Eve eased open the drawer in the nightstand. Inside, as she’d suspected, was an economy pack of the top-selling erection enhancer, Stay-Up. “Hell of a product endorsement.”

She started to open her field kit, then stopped when she heard approaching footsteps. She recognized the clomp of boots as her partner’s shit-kickers. Whatever the calendar said about the approach of spring, in New York that was a big, fat lie. As if to prove the point, Detective Delia Peabody stepped through the door in an enormous—and puffy—purple coat, with a long, striped scarf that appeared to be wrapped around her neck three times. Between that and the cap pulled over her ears, only her eyes and the bridge of her nose were visible.

“It’s freaking five degrees,” somebody who might have been Peabody said against the muffle of scarf.

“I know.”

“With the windchill, they said it’s, like, freaking minus ten.”

“I heard that.”

“It’s freaking March, three days before spring. It’s not right.”

“Take it up with them.”

“Who?”

“The they who have to go mouthing off about it being freaking minus ten. You’re colder and pissier because they have to blabber about it. Take some of that shit off. You look ridiculous.”

“Even my teeth are frozen.”

But Peabody began to peel off the multiple layers covering her sturdy body. Scarf, coat, gloves, insulated zippy. Eve wondered how the hell she managed to walk with all of it weighing her down. With the hat discarded, Peabody’s dark hair with its sassy little flip at the nape appeared to frame her square face. She still sported a pink-from-cold-tipped nose.

“Cop on the door said it looked like sex games gone bad.”

“Could be. Wife’s out of town.”

“Bad boy.” Down to her street clothes, sealed up, Peabody carted her field kit to the bed. Scanned the nightstand. “Very bad boy.”

“Let’s verify ID, get TOD.” Eve examined one of the limp hands. “Looks like he had a nice manicure recently. Nails are short, clean, and buffed.” She angled her head. “No scratches, no bruises, no apparent trauma other than the throat. And…” She lifted the duvet again.

Peabody’s dark brown eyes popped. “Wowzer!”

“Yeah, fully loaded. Place like this has to have good security, so we’ll check that. Two domestic droids—we’ll check their replay. Take a look at his house ’links, pocket ’links, memo, date, address books. Tom had company. He didn’t hoist himself up like this.”

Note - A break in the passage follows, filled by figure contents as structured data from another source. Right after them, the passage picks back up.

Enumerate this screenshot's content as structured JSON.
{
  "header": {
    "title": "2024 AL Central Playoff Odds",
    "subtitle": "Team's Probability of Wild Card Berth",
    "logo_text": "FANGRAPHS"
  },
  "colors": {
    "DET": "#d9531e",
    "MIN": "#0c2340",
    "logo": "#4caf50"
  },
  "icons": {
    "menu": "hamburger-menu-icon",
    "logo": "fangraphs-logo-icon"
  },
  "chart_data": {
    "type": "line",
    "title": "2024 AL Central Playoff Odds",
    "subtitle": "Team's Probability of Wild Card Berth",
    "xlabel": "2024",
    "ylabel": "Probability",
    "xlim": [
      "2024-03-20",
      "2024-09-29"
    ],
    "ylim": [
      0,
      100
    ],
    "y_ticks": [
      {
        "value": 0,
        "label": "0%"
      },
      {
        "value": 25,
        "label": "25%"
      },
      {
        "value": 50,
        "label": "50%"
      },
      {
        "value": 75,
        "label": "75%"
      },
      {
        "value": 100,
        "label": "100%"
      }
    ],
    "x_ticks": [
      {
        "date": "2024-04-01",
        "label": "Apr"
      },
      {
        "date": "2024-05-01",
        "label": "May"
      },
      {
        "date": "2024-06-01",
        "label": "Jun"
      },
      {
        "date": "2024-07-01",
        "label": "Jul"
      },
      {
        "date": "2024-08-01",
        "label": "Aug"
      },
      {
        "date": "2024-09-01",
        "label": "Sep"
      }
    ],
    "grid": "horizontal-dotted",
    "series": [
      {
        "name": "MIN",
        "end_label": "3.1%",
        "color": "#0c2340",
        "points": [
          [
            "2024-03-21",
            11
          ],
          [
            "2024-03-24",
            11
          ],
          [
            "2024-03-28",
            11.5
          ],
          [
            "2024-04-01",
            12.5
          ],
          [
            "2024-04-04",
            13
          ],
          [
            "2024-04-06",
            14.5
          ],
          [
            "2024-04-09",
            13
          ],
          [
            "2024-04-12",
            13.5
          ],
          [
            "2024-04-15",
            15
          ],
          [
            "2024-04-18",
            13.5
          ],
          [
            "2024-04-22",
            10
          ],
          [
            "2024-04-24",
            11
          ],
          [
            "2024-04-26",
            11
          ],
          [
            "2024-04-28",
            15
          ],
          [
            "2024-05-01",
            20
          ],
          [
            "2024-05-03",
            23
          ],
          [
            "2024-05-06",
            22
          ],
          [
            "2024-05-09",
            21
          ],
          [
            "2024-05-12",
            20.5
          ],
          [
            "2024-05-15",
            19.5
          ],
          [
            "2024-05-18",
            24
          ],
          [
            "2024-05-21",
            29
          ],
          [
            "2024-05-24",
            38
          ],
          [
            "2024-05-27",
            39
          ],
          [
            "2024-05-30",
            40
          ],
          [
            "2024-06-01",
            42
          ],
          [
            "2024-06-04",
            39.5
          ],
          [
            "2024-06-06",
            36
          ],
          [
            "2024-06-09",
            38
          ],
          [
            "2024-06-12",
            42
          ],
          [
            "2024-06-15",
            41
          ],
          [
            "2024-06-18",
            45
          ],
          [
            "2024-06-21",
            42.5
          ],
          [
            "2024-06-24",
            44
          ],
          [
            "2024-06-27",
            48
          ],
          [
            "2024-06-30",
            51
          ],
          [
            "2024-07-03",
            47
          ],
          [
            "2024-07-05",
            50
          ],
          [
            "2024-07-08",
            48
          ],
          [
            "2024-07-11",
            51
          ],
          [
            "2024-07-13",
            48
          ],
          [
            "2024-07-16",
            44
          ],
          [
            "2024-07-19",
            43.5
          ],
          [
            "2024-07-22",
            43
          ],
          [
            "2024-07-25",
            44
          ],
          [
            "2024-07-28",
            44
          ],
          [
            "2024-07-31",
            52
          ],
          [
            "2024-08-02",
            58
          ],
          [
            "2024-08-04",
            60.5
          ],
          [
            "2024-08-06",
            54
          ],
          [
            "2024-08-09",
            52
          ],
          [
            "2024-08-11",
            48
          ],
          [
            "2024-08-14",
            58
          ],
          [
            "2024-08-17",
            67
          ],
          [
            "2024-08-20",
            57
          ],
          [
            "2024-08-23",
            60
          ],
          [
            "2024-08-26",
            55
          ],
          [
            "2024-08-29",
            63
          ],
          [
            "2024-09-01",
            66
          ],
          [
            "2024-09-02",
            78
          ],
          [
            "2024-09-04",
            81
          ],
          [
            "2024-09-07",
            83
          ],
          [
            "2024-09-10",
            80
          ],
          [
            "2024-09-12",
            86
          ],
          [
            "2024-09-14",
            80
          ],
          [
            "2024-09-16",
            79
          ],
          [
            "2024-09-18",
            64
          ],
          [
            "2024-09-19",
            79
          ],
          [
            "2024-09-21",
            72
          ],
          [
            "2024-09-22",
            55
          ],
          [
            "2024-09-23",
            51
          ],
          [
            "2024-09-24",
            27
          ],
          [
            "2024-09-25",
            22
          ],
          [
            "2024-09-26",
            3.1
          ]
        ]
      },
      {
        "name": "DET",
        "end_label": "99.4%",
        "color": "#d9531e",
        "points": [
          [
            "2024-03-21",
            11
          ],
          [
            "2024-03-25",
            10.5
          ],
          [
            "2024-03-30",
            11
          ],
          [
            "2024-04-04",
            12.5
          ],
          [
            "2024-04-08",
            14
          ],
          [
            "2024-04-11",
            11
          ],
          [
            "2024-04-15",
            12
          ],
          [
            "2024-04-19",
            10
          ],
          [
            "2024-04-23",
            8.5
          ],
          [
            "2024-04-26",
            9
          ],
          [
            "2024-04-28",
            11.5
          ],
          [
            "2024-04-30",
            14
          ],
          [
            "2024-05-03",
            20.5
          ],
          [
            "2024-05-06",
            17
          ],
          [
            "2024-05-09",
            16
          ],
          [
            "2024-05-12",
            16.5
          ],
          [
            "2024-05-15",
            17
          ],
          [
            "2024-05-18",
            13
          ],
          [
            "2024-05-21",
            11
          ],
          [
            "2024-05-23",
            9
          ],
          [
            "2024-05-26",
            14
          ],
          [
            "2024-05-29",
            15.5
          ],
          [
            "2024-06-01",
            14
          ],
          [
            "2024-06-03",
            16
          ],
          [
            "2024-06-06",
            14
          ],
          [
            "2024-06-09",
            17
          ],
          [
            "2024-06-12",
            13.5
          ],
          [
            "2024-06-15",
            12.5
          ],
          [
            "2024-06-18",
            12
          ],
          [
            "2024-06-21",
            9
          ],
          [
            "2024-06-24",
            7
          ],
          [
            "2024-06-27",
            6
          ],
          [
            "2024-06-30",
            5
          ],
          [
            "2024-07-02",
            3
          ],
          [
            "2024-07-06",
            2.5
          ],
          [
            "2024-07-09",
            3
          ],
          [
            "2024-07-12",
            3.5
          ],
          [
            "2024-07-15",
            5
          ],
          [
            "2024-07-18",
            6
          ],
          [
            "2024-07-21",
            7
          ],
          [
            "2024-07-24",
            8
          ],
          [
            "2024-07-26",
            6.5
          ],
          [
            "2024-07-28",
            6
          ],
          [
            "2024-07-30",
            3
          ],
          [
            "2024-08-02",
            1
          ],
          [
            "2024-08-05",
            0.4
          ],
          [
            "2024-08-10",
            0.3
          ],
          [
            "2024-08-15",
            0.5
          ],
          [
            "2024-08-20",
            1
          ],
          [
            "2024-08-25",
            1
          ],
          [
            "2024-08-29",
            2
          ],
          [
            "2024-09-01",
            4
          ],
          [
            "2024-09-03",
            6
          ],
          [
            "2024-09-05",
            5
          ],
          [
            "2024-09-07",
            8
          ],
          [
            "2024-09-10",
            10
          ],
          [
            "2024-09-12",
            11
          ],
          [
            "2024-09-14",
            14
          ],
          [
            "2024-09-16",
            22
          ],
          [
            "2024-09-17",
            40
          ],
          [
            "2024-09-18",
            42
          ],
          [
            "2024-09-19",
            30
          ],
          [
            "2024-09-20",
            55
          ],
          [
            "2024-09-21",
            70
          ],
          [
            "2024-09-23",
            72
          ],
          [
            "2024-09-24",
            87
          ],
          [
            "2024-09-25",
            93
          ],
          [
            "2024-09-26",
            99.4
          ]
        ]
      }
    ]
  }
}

“Cherchez la femme. It’s French for—”

“I know it’s French. We could also be cherchezing the…whatever ‘guy’ is in French.”

“Oh. Yeah.”

“Finish with the body,” Eve ordered. “I’ll take the room.”

It was a hell of a room, if you went for a lot of gold accent, shiny bits, curlicues. Besides the big bed in which Anders had apparently died, a sofa, a couple of oversized scoop chairs, and a full-service sleep chair offered other places to stretch out. In addition to the AutoChef, the bedroom boasted a brass friggie, a wet bar, and an entertainment unit. The his and hers bathrooms both held jet tubs, showers, drying tubes, entertainment and communication centers within their impressive acreage. The space continued with two tri-level closets with attached dressing areas.

Eve wondered why they needed the rest of the house.

She should talk, she admitted. Living with Roarke meant living in enough space to house a small city with all the bells and whistles big, fat fists of money could buy. He had better taste—thank God—than the Anderses. She wasn’t entirely sure she could’ve fallen for him, much less married him, if he’d surrounded himself with gold and glitter and tassels, and Christ knew.

But as much stuff as there was jammed into the space, it all looked…in place, she decided. No sign or sense anything had been riffled through. She found a safe in each closet, concealed so a child of ten with dirt in both eyes could have found them. She’d check with the wife on those, but she wasn’t smelling theft or burglary.

Walking out into the main bedroom again, she took another, hard look around.

“Prints verify ID as Anders, Thomas A., of this address,” Peabody began. “Gauge gives me three thirty-two as time of death. That’s really late or really early to be playing tie-me-up, tie-me-down games.”